Penyelenggaraan ibadah haji merupakan tugas nasional dan menjadi tanggung jawab pemerintah di bawah koordinasi Menteri Agama, dalam hal teknis pelaksanaannya diselenggarakan oleh Direktorat Jenderal Penyelenggaraan Haji dan Umrah. Sesuai dengan tanggung jawab yang diembannya, pemerintah secara terus menerus berupaya melakukan perbaikan penyelenggaraan haji, utamanya melalui pembenahan sistem dalam berbagai aspek, termasuk aspek pembinaan petugas, mengingat petugas haji merupakan unsur penting yang mempunyai peranan strategis dan turut menentukan keberhasilan penyelenggaraan ibadah haji (Ditjen Kementerian Agama, 2002). Terdapat tiga aspek yang mempengaruhi keberhasilan penyelenggaraan ibadah haji sehingga pembinaan, pelayanan dan perlindungan berlangsung lancar dan sukses. Pertama Legalitas, UU No.13 Tahun 2008. Kedua adalah menyangkut fasilitas yang ada baik asrama haji embarkasi yang ada serta kesiapan Kementerian Agama dan Kementerian Kesehatan dalam penyiapan atau penyediaan fasilitas pendukung maupun fasilitas lainnya di Arab Saudi. Ketiga petugas pelayanan ibadah haji yang harus profesional, mengingat pelaksanaannya bersifat massal dan berlangsung dalam jangka waktu yang terbatas, penyelenggaraan ibadah haji memerlukan manajemen yang baik agar tertib, aman dan lancar (Nijam, 2004). Penelitian yang masih berkaitan dengan akuntabilitas pelayanan, yaitu hasil penelitian yang dilakukan Nurdiansyah (2013), di Kantor Imigrasi Kelas I Makassar dan Erfina (2013), di Rumah Sakit Nene Mallomo Sidenreng Rappang. Penelitian ini bertujuan untuk mendeskripsikan dan menganalisis akuntabilitas pelayanan publik.

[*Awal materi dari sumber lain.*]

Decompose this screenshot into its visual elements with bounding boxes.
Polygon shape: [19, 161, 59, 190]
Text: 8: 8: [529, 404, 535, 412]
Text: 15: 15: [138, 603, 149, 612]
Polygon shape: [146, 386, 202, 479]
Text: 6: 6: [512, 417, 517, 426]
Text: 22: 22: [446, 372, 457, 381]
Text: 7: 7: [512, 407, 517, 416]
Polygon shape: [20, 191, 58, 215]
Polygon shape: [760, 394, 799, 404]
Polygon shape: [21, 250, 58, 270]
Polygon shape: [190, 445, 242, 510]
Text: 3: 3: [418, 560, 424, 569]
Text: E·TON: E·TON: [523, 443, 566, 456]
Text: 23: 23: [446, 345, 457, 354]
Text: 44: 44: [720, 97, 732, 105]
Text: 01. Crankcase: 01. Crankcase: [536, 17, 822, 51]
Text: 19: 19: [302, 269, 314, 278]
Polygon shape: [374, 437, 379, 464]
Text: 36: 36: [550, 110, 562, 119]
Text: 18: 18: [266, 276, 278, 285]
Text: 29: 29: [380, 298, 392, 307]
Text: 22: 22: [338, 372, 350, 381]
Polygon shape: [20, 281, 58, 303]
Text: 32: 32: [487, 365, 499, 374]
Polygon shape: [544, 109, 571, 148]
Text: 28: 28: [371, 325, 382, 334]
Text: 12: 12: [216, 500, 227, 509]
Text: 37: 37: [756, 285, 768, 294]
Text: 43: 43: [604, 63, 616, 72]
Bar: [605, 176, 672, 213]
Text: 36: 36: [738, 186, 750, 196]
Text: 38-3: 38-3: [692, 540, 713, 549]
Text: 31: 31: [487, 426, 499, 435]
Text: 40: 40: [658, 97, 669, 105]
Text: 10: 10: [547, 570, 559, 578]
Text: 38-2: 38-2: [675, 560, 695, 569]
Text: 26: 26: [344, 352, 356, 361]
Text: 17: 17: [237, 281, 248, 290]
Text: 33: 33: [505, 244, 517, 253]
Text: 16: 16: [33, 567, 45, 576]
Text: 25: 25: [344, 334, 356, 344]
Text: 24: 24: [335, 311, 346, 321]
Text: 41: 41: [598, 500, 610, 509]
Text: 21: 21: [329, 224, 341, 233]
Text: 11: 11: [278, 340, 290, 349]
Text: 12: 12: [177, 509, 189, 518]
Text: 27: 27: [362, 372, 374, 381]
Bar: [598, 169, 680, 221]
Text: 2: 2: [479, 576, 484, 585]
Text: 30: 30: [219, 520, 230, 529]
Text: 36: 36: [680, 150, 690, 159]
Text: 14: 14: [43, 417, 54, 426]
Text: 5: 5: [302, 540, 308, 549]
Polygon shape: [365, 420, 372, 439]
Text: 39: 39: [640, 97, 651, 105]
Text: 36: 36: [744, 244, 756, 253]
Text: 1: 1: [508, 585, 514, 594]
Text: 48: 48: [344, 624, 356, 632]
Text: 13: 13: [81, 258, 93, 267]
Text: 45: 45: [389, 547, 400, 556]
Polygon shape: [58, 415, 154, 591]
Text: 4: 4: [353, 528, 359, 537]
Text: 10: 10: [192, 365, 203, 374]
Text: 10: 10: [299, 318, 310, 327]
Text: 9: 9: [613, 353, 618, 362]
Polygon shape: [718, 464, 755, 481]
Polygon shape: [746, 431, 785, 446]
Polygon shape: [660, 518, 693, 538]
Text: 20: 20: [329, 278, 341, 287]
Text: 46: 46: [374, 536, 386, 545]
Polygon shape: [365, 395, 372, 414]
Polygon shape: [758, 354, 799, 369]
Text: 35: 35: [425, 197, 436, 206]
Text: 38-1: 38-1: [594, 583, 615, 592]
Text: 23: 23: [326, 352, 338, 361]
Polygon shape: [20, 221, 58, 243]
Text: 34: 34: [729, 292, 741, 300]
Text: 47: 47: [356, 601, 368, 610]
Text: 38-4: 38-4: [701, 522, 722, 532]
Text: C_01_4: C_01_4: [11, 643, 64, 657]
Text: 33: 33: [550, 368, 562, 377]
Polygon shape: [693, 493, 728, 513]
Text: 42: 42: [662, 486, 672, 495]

BAHAN DAN METODE Lokasi dan Rancangan Penelitian Penelitian ini dilakukan pada Kantor Kementerian Agama Kabupaten Luwu yang beralamat di kota Belopa, Kabupaten Luwu. Untuk membahas dan mengkaji tentang Akuntabilitas Pelayanan Penyelenggaraan Haji di Kementerian Agama Kabupaten Luwu, penulis menggunakan metode penelitian kualitatif, sedangkan tipe penelitian adalah deskriptif. Hal ini dimaksudkan untuk menggambarkan secara objektif tentang kejadian faktual di lapangan. serta mengetahui bentuk nilai variable mandiri, baik satu variable atau lebih (independen) serta menghubungkan antara variable satu dengan variable yang lain.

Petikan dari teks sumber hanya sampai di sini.